Another year older and deeper in debt. Thanks, big government.
The Wall Street Journal writes about the latest trend of a lender offering vulnerable borrowers plenty of rope to hang themselves:
“Some Americans caught in the weak job market are lining up for federal student aid, not for education that boosts their employment prospects but for the chance to take out low-cost loans, sometimes with little intention of getting a degree.”
The weakest recovery since World War II is one big factor driving people who cannot find work. But now that the federal government has taken over student lending, its policies are at the center of the problem, the paper reports. Low-rate student loans cover not just tuition and books but also living expenses. Getting student loans is easier than borrowing from a bank because, as the paper reports, “the government performs no credit checks for most student loans.”
The result is ominous:
“Take Ray Selent, a 30-year-old former retail clerk in Fort Lauderdale, Fla. He was unemployed in 2012 when he enrolled as a part-time student at Broward County's community college. That allowed him to borrow thousands of dollars to pay rent to his mother, cover his cellphone bill and catch the occasional movie.
“ ‘The only way I feel I can survive financially is by going back to school and putting myself in more student debt,’ says Mr. Selent, who has since added $8,000 in student debt from living expenses. Returning to school also gave Mr. Selent a reprieve on the $400 a month he owed from previous student debt because the federal government doesn't require payments while borrowers are in school.”
(Right: Ray Selent of Fort Lauderdale, Fla. Photo by Andrew Kaufman for The Wall Street Journal)
So, low rates to desperate people, with no credit check and the added benefit of deferring repayment on older debt: This is your government enticing people into an ever deeper hole of debt. It means the government is encouraging young people to take longer at school and put off a productive adult life, as I have pointed out elsewhere. Our public policy has enticed our children to take on more than $1 trillion in debt, helping fuel soaring tuition rates. This is not just bad policy. It is immoral.

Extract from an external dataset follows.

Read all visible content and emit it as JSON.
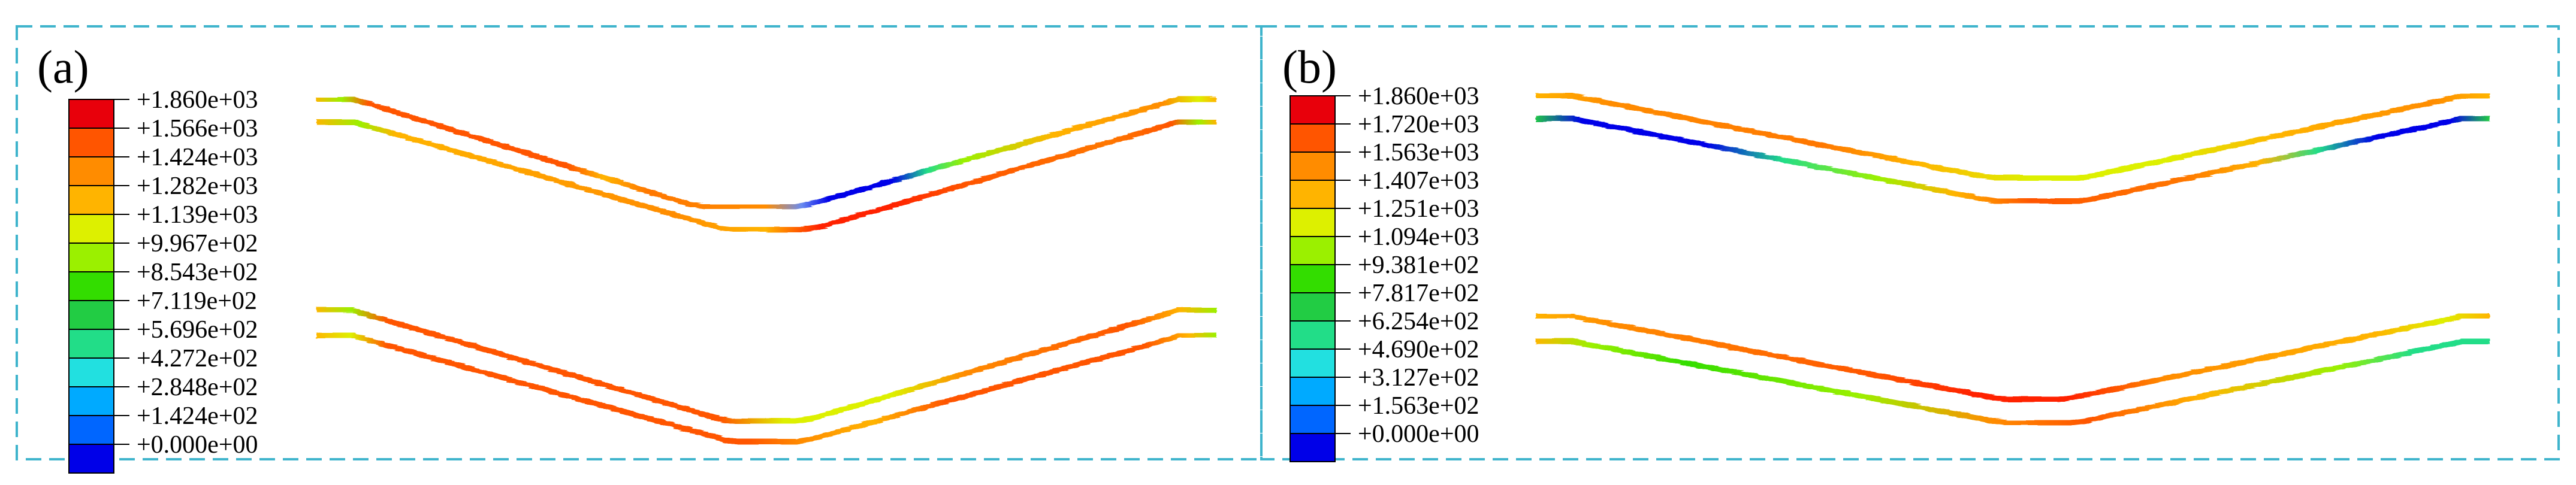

Students can see it’s not good. The Journal writes:
“Early last year, when Denna Merritt lost her long-term unemployment benefits, the 49-year-old Indianapolis woman enrolled part-time at the Art Institute of Pittsburgh's online program, aiming for a degree in graphic design. She took out $15,000 in federal loans, $2,800 of which went to catch up on unpaid bills, including utilities, health-insurance premiums and cable.
“ ‘Obviously, it's better not to use it that way if you can help it, because you're just going to owe that much more later,’ says Ms. Merritt, a former bookkeeper.”
This shouldn't be news. The press has been reporting since at least last summer about undergrads being lent far more than they expected. U.S. News quoted one: "Every quarter I got more free money. . . . I needed new clothes. I needed a cool car. I needed a nice place to stay." He was left $40,000 in debt.
This is not something the government can just blame on greedy schools. “Even when schools suspect students are over-borrowing,” the Journal reports, “they are restricted by federal law and Education Department policy from denying funds.”
Borrowers should be responsible for taking what the government is pushing. But as the paper points out, people are often desperate. One married father going to school since 2010 put it this way:
“ ‘We've been taking whatever we can for student loans every year, taking whatever we have left over and using it to stock up the freezer just so we have a couple extra months where we don't have to worry about food,’ says Mr. Matherne, who owes $51,600 in federal loans.”
What these people need is a better chance at a good job. That requires a growing private sector confident it can make and keep profits and eager to hire the employees who will make that happen. Instead, the administration is adding an onslaught of new regulations, higher energy costs, higher health care costs, constantly changing health care rules, the threat of higher labor costs and a sneering attitude of “you didn’t build that.” No wonder the share of Americans actually employed is lower than it has been in decades.
What these people need are jobs. Instead, their government gives them easy debt.